Chronique «Un goût de forêt» par Laurence Burton
De la mi-avril à la mi-mai au Québec, c’est la période de cueillette des fameuses têtes-de-violon, très recherchées en forêt. Il s’agit en fait des jeunes crosses de la matteucie fougère-à-l’autruche (Matteucia struthiopteris var. pensylvanica). Voici comment vous adonner à cette belle activité de plein air, de manière sécuritaire et en respectant la nature.
Voici des petits trucs pour bien identifier les têtes de violon, mais avant tout, rappelons que la matteucie est maintenant considérée comme vulnérable à la récolte, et est protégée au Québec par la Loi sur les espèces vulnérables et menacées, c. E-12.01.
Pourquoi ? Il s’agit pourtant d’une plante très fréquente au Québec. Mais dans les dernières années, les crosses sont devenues tellement populaires que la récolte exerce une pression sur la survie à long terme de la plante. De plus, elle est très recherchée sur le marché de l’horticulture et de l’aménagement paysager et, comme elle peut prendre quelques années avant de devenir intéressante pour le marché commercial, certains fournisseurs la prélèvent directement en nature (en entier) pour sauver des coûts, ce qui fait baisser sa population sauvage.
Comme cueilleur, il est interdit de prélever plus de cinq spécimens entiers ou parties souterraines de cette plante en milieu naturel par année et par personne, et de les vendre. Toutefois, la culture est permise et l’interdiction ci-dessus ne s’applique pas dans le cas d’une culture (exemple : production en serre, en champs, en boisé aménagé, etc.). Il n’y a pas de règle spécifique quant à la cueillette des crosses (qui ne sont pas des spécimens entiers ou parties souterraines). Toutefois, étant donné leur popularité, il est important de faire une cueillette responsable.

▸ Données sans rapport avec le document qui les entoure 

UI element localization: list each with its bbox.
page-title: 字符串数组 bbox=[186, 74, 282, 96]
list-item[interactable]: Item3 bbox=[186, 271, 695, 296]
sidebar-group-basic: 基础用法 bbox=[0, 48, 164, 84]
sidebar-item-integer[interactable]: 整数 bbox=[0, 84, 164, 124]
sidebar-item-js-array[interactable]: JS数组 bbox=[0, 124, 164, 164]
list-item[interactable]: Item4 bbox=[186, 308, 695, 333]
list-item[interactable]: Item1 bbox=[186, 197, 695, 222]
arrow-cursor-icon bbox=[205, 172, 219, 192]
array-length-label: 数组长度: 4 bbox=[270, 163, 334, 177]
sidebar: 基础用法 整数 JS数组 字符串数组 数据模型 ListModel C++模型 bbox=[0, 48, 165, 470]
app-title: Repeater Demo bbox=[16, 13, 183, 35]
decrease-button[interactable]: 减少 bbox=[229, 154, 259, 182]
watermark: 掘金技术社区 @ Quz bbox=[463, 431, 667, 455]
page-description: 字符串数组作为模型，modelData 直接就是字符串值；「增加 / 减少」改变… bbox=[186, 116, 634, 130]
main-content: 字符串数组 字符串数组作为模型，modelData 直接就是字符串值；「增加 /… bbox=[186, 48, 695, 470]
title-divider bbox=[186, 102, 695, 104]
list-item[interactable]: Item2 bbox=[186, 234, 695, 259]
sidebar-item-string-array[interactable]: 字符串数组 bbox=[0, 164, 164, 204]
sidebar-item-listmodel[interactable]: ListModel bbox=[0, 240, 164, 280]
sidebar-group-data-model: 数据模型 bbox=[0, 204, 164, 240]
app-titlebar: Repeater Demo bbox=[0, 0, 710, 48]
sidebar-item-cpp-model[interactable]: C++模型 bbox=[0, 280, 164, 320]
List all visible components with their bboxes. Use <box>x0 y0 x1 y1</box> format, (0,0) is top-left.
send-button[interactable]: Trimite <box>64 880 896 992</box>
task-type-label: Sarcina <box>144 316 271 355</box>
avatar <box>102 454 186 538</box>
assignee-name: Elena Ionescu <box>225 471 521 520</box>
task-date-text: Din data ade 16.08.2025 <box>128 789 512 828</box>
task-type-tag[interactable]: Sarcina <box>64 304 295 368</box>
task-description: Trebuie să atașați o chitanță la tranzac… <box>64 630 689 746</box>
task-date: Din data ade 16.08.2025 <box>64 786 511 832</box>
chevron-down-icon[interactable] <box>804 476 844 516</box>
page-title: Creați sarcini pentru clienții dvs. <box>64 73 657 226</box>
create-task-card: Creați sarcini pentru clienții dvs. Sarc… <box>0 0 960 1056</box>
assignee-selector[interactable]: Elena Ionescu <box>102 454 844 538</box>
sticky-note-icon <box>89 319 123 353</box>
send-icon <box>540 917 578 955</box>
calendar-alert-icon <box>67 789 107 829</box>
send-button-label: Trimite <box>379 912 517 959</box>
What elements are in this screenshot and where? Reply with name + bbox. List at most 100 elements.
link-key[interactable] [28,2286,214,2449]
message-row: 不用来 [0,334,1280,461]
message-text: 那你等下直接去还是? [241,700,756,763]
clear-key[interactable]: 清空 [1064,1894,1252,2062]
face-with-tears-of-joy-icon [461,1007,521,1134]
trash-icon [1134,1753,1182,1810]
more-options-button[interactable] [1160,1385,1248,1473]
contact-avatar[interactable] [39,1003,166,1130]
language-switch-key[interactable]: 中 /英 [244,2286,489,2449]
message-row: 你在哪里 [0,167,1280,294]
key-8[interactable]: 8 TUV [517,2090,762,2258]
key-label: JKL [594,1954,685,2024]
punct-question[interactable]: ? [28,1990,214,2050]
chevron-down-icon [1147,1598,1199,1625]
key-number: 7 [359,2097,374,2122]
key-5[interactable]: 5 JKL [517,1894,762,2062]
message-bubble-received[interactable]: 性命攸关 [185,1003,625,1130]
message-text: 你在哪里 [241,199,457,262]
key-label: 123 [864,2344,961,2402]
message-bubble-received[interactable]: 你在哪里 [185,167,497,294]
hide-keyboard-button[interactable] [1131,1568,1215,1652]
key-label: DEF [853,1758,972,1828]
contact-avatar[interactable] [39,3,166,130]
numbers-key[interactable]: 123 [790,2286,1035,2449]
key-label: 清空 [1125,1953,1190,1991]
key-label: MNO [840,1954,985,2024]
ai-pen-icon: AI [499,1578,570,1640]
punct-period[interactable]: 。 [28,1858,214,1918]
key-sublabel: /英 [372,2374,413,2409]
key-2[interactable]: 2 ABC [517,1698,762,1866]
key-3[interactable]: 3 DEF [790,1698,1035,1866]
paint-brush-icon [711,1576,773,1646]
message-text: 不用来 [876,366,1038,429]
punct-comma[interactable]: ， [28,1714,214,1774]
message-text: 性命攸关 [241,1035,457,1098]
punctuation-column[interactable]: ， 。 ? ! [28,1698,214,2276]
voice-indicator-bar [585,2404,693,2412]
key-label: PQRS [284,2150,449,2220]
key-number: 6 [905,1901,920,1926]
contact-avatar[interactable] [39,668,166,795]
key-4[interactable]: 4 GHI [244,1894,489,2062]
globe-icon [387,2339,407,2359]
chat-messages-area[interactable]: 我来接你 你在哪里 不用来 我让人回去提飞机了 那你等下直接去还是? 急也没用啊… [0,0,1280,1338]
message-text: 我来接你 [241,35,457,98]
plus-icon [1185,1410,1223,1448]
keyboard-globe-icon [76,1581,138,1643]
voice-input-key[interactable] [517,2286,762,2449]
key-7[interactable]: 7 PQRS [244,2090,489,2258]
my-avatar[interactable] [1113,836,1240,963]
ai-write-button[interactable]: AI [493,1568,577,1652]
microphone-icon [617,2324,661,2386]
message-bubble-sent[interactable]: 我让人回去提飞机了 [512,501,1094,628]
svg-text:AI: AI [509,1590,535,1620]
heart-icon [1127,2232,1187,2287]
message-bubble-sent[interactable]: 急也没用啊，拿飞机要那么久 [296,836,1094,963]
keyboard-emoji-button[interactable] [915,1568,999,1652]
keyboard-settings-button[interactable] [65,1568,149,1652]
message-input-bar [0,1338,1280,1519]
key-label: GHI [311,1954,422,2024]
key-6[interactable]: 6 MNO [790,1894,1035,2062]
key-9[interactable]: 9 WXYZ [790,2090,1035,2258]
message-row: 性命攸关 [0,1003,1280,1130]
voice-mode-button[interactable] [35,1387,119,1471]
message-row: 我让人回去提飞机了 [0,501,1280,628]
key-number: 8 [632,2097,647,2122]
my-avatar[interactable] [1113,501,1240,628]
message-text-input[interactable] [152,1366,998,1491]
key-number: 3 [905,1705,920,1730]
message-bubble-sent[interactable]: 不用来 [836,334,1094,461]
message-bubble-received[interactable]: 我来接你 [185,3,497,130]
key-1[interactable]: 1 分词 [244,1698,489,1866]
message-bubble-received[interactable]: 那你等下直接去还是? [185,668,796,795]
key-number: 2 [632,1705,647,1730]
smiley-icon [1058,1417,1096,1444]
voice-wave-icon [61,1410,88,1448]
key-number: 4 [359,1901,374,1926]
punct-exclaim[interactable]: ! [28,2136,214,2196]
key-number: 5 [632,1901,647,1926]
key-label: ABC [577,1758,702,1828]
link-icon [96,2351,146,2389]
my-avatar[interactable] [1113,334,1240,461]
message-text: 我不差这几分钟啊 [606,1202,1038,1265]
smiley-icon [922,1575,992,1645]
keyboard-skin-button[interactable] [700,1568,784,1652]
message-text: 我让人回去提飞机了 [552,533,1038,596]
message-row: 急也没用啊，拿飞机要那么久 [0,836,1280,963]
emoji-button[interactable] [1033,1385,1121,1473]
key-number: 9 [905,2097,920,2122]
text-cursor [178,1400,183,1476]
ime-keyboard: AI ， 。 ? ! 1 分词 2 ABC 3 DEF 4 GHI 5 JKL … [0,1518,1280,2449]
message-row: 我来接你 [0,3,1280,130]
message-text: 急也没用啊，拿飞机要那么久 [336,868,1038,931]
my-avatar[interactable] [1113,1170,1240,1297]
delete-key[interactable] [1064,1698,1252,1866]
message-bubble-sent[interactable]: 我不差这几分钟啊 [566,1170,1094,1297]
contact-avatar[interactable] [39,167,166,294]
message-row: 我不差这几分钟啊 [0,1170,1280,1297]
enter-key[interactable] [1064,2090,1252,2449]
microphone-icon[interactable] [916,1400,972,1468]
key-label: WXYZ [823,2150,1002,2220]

Il est ainsi recommandé de ne cueillir pas plus de deux à trois crosses par couronne, ce qui correspond au quart environ par rapport à la douzaine de crosses qui sort dans une saison sur une couronne. Les autres crosses non cueillies pourront se déployer, devenir des feuilles, et ainsi effectuer un processus de photosynthèse nécessaire pour emmagasiner l’énergie afin de produire de nouvelles crosses l’année suivante. Évitez aussi de revenir à la même couronne au courant de la même année, et soyez attentif lorsque vous découvrez une nouvelle talle pour voir si une cueillette a déjà été faite.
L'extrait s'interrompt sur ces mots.